Friday, February 10, 2006
The Unbroken Thread
Through my roommate in college in the fall of 1970, I met Craig Rouch, whose following of Jesus got my attention through authenticity. Some months later, thinking that being a Christian had something to do with Craig's character, I listened to his invitation in a cassette-letter and asked Jesus to save me. I didn't really know what I was doing, but I bought a bible and started learning.
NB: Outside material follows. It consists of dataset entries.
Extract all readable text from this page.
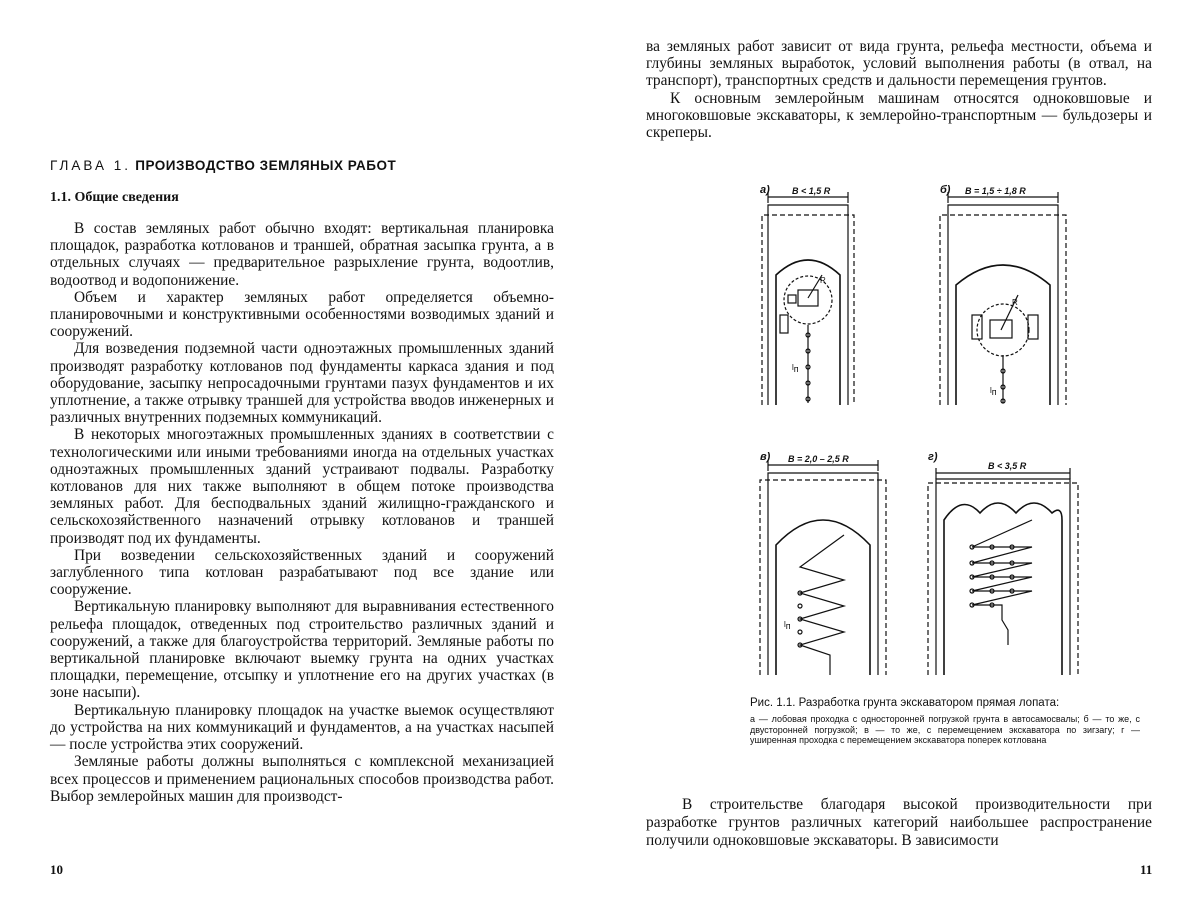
ГЛАВА 1. ПРОИЗВОДСТВО ЗЕМЛЯНЫХ РАБОТ
1.1. Общие сведения

В состав земляных работ обычно входят: вертикальная планировка площадок, разработка котлованов и траншей, обратная засыпка грунта, а в отдельных случаях — предварительное разрыхление грунта, водоотлив, водоотвод и водопонижение.

Объем и характер земляных работ определяется объемно-планировочными и конструктивными особенностями возводимых зданий и сооружений.

Для возведения подземной части одноэтажных промышленных зданий производят разработку котлованов под фундаменты каркаса здания и под оборудование, засыпку непросадочными грунтами пазух фундаментов и их уплотнение, а также отрывку траншей для устройства вводов инженерных и различных внутренних подземных коммуникаций.

В некоторых многоэтажных промышленных зданиях в соответствии с технологическими или иными требованиями иногда на отдельных участках одноэтажных промышленных зданий устраивают подвалы. Разработку котлованов для них также выполняют в общем потоке производства земляных работ. Для бесподвальных зданий жилищно-гражданского и сельскохозяйственного назначений отрывку котлованов и траншей производят под их фундаменты.

При возведении сельскохозяйственных зданий и сооружений заглубленного типа котлован разрабатывают под все здание или сооружение.

Вертикальную планировку выполняют для выравнивания естественного рельефа площадок, отведенных под строительство различных зданий и сооружений, а также для благоустройства территорий. Земляные работы по вертикальной планировке включают выемку грунта на одних участках площадки, перемещение, отсыпку и уплотнение его на других участках (в зоне насыпи).

Вертикальную планировку площадок на участке выемок осуществляют до устройства на них коммуникаций и фундаментов, а на участках насыпей — после устройства этих сооружений.

Земляные работы должны выполняться с комплексной механизацией всех процессов и применением рациональных способов производства работ. Выбор землеройных машин для производст-

10

ва земляных работ зависит от вида грунта, рельефа местности, объема и глубины земляных выработок, условий выполнения работы (в отвал, на транспорт), транспортных средств и дальности перемещения грунтов.

К основным землеройным машинам относятся одноковшовые и многоковшовые экскаваторы, к землеройно-транспортным — бульдозеры и скреперы.

а) B < 1,5 R
R
lп
б) B = 1,5 ÷ 1,8 R
R
lп
в) B = 2,0 – 2,5 R
lп
г)
B < 3,5 R

Рис. 1.1. Разработка грунта экскаватором прямая лопата:

а — лобовая проходка с односторонней погрузкой грунта в автосамосвалы; б — то же, с двусторонней погрузкой; в — то же, с перемещением экскаватора по зигзагу; г — уширенная проходка с перемещением экскаватора поперек котлована

В строительстве благодаря высокой производительности при разработке грунтов различных категорий наибольшее распространение получили одноковшовые экскаваторы. В зависимости

11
The problem was that I didn't really believe what I learned. Protective coloration at work here: if what I learn is different from what others teach, then at least act as if I believe the people. The Holy Spirit didn't stand a chance. I heard his voice. I just couldn't believe it, and over the ensuing years I drifted off. I was trying to find the hard core of truth in Christianity, and failed. Finally, in about 1980, I just bagged the whole thing and made the working assumption that there is no God. I held the filter in my hand through which I had run everything I knew about God, and there was nothing left in it. No matter how fine the mesh, no truth of God stayed in.
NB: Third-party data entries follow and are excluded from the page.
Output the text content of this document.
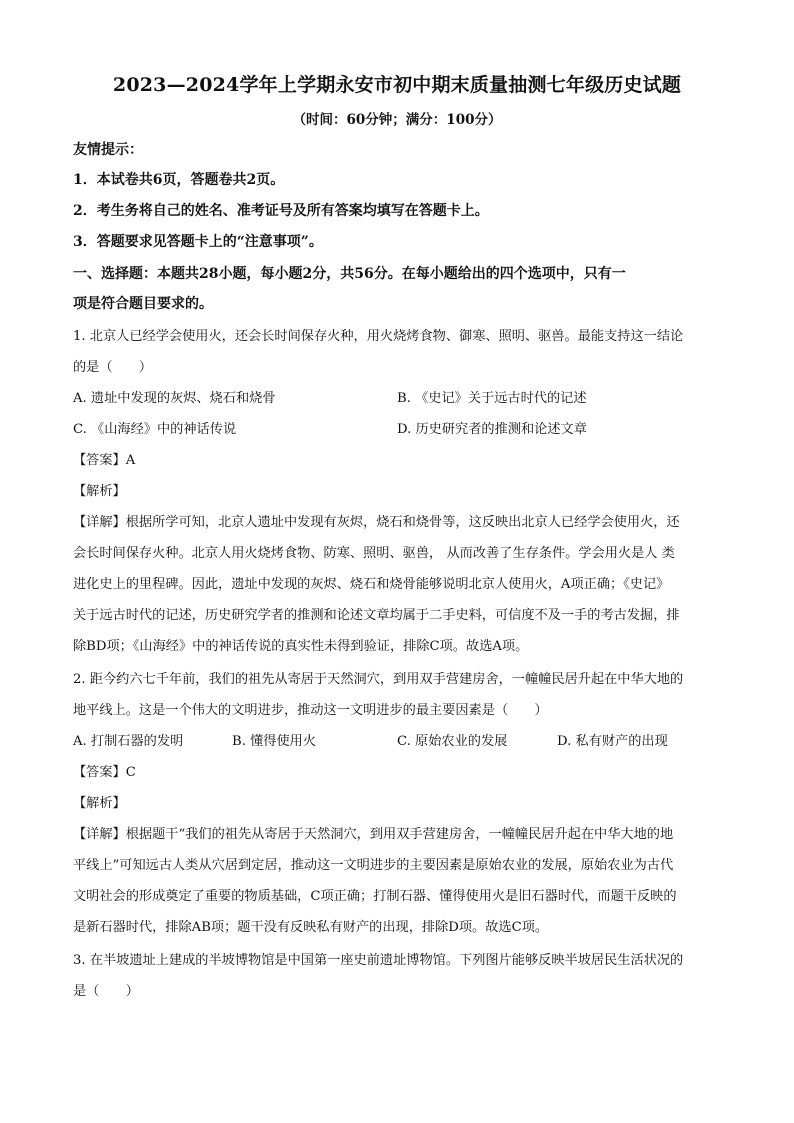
2023—2024学年上学期永安市初中期末质量抽测七年级历史试题
（时间：60分钟；满分：100分）
友情提示：
1．本试卷共6页，答题卷共2页。
2．考生务将自己的姓名、准考证号及所有答案均填写在答题卡上。
3．答题要求见答题卡上的“注意事项”。
一、选择题：本题共28小题，每小题2分，共56分。在每小题给出的四个选项中，只有一
项是符合题目要求的。
1. 北京人已经学会使用火，还会长时间保存火种，用火烧烤食物、御寒、照明、驱兽。最能支持这一结论
的是（　　）
A. 遗址中发现的灰烬、烧石和烧骨	B. 《史记》关于远古时代的记述
C. 《山海经》中的神话传说	D. 历史研究者的推测和论述文章
【答案】A
【解析】
【详解】根据所学可知，北京人遗址中发现有灰烬，烧石和烧骨等，这反映出北京人已经学会使用火，还
会长时间保存火种。北京人用火烧烤食物、防寒、照明、驱兽， 从而改善了生存条件。学会用火是人 类
进化史上的里程碑。因此，遗址中发现的灰烬、烧石和烧骨能够说明北京人使用火，A项正确；《史记》
关于远古时代的记述，历史研究学者的推测和论述文章均属于二手史料，可信度不及一手的考古发掘，排
除BD项；《山海经》中的神话传说的真实性未得到验证，排除C项。故选A项。
2. 距今约六七千年前，我们的祖先从寄居于天然洞穴，到用双手营建房舍，一幢幢民居升起在中华大地的
地平线上。这是一个伟大的文明进步，推动这一文明进步的最主要因素是（　　）
A. 打制石器的发明	B. 懂得使用火	C. 原始农业的发展	D. 私有财产的出现
【答案】C
【解析】
【详解】根据题干“我们的祖先从寄居于天然洞穴，到用双手营建房舍，一幢幢民居升起在中华大地的地
平线上”可知远古人类从穴居到定居，推动这一文明进步的主要因素是原始农业的发展，原始农业为古代
文明社会的形成奠定了重要的物质基础，C项正确；打制石器、懂得使用火是旧石器时代，而题干反映的
是新石器时代，排除AB项；题干没有反映私有财产的出现，排除D项。故选C项。
3. 在半坡遗址上建成的半坡博物馆是中国第一座史前遗址博物馆。下列图片能够反映半坡居民生活状况的
是（　　）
I told people I didn't believe in God, that I believed life was up to me. If anything was going to come of it, I'd have to do it. If the question came up seriously, though, I also said I didn't believe there was no God. I assumed he was a myth, but even I, pragmatic, statistical and based on the Scientific Method, could see there were things that couldn't be explained with current knowledge. That didn't prevent me from making jokes along the line of "Jesus is just another invisible friend, like Santa Claus and the Easter bunny. Believe if you will."
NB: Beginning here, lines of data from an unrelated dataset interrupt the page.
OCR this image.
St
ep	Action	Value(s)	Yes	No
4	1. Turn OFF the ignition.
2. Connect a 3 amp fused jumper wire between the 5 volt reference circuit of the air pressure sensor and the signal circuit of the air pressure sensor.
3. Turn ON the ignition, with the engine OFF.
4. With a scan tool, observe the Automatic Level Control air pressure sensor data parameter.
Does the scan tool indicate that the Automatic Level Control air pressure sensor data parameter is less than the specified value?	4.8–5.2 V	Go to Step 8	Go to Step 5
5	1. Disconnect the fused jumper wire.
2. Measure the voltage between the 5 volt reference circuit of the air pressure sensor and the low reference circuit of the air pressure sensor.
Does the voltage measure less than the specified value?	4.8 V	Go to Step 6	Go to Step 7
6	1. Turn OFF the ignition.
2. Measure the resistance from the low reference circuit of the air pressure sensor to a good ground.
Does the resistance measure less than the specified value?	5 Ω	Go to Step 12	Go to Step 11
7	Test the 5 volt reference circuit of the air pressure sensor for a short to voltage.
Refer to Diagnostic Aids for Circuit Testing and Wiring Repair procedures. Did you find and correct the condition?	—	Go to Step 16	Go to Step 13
Life went on. 20-odd years later I was about done. Life held no meaning. If it was up to me, well, it was going to end. I'd run my last option. God brought a man to the beach one day while I was making a sculpture and that meeting led to visiting Mosaic, in which place God showed up and said "Remember me?"
Twenty years of classic backsliding. Intellectual hole-digging. Years of denying God.
He never denied me. He still guided my life, stepping in to keep the worst from happening. This was almost invisible amid all the events of my life until I started thinking about it in the light of the Mosaic events. Coincidences? No. I'm enough of a jackleg statistician to know the odds against a succession of events such as I'd experienced. Timing, practice, events, bumbling along and landing in the right place. Too much for luck.
God doesn't forget his own. Even if they try to forget him.